Step 1: Prepare the Printer

  1. Use a wire stripper (or scissors) to cut off the white head from one side of the red and black wires. (The wires should be included with the receipt printer). Plug the other end into the back of the receipt printer.
  2. Use a screwdriver to loosen the screws on the DC Jack Adapter. Then, strip the red and black wires and insert them into the jack adapter (as shown). Use the screwdriver to tighten again. power wires
  3. Plug in the DC Power Supply to the DC Jack Adapter. The receipt printer should have power now. You can press the little button on the front of the receipt printer to test it.

Step 2: Connecting with the Raspberry Pi and Installing Drivers

Instructions are from here under the "Install Software" section.

  1. Connect the Micro USB cable to the back of the receipt printer, and connect the other end to a USB port on the Raspberry Pi.

  2. Open a terminal in the Raspberry Pi (or SSH connection) and enter these commands:

    sudo apt-get update sudo apt-get install git cups wiringpi build-essential libcups2-dev libcupsimage2-dev python-serial python-pil python-unidecode

  3. Use these commands to install the driver:

    cd ~ git clone https://github.com/adafruit/zj-58 cd zj-58 make sudo ./install

  4. Open up the receipt printer to reveal the test page. On that test page, check for a baud rate. We will need that number for our next step. Lost the test page?

baud rate image

  1. Depending on the baud rate, enter one of the following commands:
    • If the baud rate is 192000, enter this command in the terminal:
      • sudo lpadmin -p ZJ-58 -E -v serial:/dev/ttyUSB0?baud=19200 -m zjiang/ZJ-58.ppd
    • If the baud rate is 9600, enter this command in the terminal:
      • sudo lpadmin -p ZJ-58 -E -v serial:/dev/ttyUSB0?baud=9600 -m zjiang/ZJ-58.ppd
  2. Enter these two commands to finalize your changes and restart:

    sudo lpoptions -d ZJ-58 sudo reboot

Step 3: Download the Python Library and Start Programming

  1. Download the library depending on your baud rate.
  2. Unzip the file and navigate to the folder with your terminal.
  3. Run python printertest.py to see if the printer will print.
  4. Edit printertest.py to see how it works, and use that code to build your own programs that use the receipt printer. Make sure that Adafruit_Thermal.py stays in the same folder as your python programs.

Additional Information:

Extra information and frequently asked questions.

I lost my paper with the baud rate, or it wasn't included:

To re-print the test page, unplug the receipt printer from a power source and hold down the button on the receipt printer. Continue holding the button and plug the receipt printer in for two more seconds. A test page should begin printing.

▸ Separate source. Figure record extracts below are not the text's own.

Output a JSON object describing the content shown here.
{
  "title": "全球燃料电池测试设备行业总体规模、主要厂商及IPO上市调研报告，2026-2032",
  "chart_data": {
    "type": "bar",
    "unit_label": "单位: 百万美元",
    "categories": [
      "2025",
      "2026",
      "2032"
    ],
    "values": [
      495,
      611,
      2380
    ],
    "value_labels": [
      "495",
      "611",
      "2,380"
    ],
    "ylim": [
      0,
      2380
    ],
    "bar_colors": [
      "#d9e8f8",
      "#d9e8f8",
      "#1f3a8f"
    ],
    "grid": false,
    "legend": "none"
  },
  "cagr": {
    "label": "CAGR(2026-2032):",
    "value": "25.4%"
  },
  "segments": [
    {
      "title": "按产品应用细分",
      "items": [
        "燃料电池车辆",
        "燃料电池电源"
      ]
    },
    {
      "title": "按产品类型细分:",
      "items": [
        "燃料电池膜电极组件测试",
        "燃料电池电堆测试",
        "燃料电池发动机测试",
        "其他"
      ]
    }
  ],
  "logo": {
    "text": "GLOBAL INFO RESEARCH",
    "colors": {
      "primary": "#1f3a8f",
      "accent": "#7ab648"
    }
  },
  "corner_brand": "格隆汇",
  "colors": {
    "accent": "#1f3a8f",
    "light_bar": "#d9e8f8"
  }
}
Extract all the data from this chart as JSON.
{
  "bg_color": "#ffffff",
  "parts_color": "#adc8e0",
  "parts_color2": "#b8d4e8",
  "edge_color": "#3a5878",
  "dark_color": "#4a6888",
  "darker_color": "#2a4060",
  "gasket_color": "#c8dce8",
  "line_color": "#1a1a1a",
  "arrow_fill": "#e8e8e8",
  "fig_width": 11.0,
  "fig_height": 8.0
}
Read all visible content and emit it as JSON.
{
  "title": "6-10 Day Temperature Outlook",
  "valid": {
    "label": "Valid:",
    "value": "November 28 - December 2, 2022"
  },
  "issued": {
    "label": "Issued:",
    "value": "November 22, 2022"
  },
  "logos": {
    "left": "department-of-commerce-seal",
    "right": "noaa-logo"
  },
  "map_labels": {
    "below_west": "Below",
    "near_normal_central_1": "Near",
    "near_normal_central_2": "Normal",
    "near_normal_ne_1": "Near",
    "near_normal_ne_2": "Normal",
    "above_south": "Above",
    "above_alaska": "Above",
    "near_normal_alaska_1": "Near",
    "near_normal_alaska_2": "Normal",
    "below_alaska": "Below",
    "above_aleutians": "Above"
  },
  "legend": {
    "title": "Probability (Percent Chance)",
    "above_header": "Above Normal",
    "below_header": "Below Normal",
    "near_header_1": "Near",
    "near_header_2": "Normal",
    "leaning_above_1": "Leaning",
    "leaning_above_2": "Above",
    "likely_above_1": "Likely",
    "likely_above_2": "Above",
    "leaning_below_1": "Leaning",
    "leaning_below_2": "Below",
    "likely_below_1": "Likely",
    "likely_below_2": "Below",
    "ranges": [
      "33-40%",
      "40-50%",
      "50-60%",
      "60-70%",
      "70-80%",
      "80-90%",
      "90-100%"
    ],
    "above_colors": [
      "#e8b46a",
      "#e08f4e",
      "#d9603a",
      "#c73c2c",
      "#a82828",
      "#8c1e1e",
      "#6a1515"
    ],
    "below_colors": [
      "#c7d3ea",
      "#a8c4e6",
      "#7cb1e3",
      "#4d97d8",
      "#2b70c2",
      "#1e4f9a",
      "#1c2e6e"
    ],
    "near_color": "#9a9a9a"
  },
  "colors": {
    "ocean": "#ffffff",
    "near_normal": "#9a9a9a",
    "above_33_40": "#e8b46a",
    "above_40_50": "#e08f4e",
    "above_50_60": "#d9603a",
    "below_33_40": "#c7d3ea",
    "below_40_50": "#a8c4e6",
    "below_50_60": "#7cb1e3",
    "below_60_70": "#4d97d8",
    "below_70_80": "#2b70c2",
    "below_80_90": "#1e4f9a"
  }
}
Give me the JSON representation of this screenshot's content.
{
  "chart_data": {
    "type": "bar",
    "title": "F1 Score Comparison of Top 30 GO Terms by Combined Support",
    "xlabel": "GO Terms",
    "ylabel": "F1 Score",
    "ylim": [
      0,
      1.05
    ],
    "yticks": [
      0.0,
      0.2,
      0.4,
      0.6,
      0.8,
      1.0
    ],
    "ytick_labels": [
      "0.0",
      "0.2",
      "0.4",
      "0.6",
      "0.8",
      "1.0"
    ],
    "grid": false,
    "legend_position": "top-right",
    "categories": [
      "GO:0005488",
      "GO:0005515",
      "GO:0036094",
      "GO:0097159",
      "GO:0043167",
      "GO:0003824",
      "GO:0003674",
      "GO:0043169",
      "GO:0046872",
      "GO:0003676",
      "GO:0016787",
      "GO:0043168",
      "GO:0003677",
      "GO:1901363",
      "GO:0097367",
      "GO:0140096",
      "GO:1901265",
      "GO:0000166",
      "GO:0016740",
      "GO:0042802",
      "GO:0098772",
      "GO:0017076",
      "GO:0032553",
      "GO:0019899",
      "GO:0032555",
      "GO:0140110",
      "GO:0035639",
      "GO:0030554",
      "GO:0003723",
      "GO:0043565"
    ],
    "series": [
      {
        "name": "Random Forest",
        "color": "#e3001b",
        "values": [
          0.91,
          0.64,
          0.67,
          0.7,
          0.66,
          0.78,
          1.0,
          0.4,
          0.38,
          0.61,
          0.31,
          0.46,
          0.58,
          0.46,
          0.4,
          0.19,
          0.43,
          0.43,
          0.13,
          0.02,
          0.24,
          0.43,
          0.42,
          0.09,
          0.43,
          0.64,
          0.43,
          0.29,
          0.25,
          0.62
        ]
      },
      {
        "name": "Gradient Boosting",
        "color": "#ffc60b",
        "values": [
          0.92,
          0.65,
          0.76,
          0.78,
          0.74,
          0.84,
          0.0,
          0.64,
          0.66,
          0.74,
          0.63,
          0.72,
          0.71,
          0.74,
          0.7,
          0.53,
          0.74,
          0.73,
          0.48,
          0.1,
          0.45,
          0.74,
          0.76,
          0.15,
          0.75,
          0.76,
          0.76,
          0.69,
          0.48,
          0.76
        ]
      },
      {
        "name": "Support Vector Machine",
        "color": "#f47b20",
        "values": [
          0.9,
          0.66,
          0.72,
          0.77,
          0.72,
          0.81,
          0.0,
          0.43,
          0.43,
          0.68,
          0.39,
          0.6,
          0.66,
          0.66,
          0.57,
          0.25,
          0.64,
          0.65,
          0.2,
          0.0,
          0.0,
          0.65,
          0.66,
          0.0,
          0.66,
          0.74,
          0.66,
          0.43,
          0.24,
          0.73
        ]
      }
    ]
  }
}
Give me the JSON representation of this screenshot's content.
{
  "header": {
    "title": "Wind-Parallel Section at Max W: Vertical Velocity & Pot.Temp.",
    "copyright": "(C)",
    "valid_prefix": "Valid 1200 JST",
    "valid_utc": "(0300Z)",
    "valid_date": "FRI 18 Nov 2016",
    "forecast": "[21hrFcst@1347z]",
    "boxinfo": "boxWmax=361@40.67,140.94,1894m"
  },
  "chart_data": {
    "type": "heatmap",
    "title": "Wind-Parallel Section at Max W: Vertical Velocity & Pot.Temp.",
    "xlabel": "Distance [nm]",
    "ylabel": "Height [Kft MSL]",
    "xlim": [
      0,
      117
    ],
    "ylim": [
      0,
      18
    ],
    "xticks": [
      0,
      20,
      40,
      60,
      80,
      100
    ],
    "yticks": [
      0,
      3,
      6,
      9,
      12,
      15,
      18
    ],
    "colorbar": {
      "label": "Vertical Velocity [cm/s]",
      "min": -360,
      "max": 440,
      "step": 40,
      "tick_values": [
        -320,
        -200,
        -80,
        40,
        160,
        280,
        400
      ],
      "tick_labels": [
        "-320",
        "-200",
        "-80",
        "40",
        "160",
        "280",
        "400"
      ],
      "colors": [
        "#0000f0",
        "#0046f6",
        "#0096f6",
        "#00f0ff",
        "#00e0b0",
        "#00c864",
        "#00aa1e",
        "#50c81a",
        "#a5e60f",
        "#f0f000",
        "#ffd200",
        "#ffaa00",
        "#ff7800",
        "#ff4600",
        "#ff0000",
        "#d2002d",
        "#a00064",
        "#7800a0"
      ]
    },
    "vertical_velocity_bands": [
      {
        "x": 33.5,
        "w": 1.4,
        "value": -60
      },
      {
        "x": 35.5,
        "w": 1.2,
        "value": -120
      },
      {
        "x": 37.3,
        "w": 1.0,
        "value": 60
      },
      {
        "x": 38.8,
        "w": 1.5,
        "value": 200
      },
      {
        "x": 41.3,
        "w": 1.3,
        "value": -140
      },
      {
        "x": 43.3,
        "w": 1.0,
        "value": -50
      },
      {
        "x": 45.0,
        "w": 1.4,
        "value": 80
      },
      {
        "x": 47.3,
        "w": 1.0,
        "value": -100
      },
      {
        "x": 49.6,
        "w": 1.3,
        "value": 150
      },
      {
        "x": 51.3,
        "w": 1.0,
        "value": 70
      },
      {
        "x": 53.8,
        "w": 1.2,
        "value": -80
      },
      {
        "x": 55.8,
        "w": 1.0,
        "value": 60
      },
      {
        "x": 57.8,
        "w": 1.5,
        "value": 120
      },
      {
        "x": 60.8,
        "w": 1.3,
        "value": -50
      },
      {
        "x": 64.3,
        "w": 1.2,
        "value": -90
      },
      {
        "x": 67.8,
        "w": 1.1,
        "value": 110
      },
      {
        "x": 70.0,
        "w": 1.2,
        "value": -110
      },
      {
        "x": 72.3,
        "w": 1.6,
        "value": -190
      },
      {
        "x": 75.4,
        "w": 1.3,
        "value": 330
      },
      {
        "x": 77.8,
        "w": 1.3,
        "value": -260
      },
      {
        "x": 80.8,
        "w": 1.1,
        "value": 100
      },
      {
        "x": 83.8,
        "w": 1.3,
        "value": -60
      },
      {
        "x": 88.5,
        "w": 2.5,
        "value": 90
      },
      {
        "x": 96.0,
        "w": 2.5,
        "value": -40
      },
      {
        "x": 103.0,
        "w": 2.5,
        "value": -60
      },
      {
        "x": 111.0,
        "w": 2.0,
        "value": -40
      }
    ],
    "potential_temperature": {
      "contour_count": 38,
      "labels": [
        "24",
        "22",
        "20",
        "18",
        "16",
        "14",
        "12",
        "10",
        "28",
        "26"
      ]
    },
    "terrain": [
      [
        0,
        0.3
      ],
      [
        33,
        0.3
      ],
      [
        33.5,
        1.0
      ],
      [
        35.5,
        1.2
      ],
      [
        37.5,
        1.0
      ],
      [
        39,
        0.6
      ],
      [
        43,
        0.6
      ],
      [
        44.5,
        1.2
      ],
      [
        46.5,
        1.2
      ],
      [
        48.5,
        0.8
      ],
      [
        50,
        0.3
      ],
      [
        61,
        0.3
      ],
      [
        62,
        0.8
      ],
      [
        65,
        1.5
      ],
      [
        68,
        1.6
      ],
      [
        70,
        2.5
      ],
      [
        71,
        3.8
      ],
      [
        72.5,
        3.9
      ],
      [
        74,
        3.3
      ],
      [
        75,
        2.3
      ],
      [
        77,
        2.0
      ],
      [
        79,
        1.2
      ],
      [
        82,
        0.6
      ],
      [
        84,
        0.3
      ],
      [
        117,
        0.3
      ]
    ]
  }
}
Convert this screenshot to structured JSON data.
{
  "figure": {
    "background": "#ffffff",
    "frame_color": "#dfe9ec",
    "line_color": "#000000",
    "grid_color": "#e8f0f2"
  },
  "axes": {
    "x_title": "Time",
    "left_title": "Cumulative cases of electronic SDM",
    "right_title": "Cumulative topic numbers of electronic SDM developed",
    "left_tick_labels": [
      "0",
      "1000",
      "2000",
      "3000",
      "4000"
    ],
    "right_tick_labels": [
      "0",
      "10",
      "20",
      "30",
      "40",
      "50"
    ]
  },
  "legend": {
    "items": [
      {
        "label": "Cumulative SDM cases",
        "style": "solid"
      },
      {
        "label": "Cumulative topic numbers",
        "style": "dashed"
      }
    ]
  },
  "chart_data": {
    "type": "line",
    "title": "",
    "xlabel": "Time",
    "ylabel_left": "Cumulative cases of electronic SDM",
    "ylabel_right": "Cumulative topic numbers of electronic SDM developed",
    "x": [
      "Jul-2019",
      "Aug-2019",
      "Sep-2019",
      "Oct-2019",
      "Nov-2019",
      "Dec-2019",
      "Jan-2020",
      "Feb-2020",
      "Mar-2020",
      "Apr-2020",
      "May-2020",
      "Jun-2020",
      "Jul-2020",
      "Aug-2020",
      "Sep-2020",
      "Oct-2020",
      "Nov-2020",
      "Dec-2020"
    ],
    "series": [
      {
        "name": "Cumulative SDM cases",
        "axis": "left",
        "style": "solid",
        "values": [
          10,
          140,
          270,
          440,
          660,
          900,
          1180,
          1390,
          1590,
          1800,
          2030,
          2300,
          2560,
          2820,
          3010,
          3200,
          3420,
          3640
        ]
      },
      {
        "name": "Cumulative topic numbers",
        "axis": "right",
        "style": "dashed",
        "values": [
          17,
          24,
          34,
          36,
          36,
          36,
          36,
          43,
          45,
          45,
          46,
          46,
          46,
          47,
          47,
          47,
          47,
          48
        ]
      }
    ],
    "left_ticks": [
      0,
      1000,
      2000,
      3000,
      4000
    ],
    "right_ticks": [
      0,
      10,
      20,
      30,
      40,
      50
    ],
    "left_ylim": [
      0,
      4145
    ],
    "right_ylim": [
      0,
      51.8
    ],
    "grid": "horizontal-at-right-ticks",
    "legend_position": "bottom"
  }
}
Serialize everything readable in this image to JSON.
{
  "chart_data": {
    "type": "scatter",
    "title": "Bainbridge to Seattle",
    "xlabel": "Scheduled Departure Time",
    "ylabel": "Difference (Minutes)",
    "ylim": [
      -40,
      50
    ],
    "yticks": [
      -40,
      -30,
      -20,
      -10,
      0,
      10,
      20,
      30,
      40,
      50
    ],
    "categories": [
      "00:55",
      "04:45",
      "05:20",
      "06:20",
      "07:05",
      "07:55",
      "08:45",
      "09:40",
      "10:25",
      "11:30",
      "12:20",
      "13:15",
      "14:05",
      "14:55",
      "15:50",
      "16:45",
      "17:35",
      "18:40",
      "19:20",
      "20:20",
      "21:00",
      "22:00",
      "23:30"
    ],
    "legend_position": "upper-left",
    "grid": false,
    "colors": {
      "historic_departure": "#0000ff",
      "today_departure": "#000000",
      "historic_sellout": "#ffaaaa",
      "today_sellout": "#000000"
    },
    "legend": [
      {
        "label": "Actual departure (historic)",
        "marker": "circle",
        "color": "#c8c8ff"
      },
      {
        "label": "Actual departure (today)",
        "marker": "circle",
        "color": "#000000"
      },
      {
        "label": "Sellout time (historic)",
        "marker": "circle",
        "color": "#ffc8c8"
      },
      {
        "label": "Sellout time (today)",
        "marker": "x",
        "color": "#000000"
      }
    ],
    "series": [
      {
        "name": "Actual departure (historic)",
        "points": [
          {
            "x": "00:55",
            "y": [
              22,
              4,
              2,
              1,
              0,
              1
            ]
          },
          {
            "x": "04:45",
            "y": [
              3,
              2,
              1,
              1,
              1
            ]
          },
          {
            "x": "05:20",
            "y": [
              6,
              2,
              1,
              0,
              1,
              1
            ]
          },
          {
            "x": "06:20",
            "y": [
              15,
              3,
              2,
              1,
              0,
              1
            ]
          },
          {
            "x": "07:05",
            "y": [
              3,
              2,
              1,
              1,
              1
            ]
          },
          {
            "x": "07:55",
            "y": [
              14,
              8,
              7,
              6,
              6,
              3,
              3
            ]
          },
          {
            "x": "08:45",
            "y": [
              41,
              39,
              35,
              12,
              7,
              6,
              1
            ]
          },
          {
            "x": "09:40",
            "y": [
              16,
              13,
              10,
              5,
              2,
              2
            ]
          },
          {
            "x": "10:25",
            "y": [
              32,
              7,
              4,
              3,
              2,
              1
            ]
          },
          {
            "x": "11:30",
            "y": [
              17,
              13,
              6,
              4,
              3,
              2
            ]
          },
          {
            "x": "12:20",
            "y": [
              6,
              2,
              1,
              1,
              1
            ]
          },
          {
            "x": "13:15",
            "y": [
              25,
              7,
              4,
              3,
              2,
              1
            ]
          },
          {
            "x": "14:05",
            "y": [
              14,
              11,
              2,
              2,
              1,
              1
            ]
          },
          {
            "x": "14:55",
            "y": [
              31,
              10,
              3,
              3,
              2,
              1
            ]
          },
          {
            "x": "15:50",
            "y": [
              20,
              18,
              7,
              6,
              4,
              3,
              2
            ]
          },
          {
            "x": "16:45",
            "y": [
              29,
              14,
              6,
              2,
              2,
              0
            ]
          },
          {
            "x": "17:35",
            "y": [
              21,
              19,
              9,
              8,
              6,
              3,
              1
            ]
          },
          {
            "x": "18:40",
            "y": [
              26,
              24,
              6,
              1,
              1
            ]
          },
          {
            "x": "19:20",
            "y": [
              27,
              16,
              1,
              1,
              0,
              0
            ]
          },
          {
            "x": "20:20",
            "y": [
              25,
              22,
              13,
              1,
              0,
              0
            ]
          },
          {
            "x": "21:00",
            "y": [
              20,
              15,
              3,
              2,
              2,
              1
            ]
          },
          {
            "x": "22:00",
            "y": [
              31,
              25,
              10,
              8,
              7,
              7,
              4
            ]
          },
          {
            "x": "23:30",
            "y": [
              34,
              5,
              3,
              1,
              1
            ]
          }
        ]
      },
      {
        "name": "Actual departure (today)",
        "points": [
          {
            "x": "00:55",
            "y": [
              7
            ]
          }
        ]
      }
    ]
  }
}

What does everything in printertest.py do?

The most important parts are the beginning and end. The rest is pretty self explanatory. It will print certain things out depending on what options are set. Run it, take a look at the test paper, and compare it to the code to see what it does.

First three lines:

#!/usr/bin/python < Declares that the script is written in Python

from Adafruit_Thermal import * < Imports the "Adafruit_Thermal" classes from the file Adafruit_Thermal.py that should be in the same folder.

printer = Adafruit_Thermal("/dev/ttyUSB0", 9600, timeout=5) < Assigns the printer variable to the receipt printer, which can be found at /dev/ttyUSB0 and has a baud rate of 9600.

Last three lines:

printer.sleep() < Tells printer to sleep

printer.wake() < Calls wake() before printing again, even if reset

printer.setDefault() < Restores printer to default settings (no bold, no italics, etc)

The text is blurry or faded:

Run calibrate.py (in the same folder as printertest.py) and follow these directions:

Run calibrate.py before using the printer for the first time, any time a different power supply is used, or when using paper from a different source.

Prints a series of black bars with increasing "heat time" settings. Because printed sections have different "grip" characteristics than blank paper, as this progresses the paper will usually at some point jam -- either uniformly, making a short bar, or at one side or the other, making a wedge shape. In some cases, the Pi may reset for lack of power.

Whatever the outcome, take the last number printed BEFORE any distorted bar and enter in in Adafruit_Thermal.py as defaultHeatTime (around line 53).

You may need to pull on the paper as it reaches the jamming point, and/or just abort the program, press the feed button and take the last good number.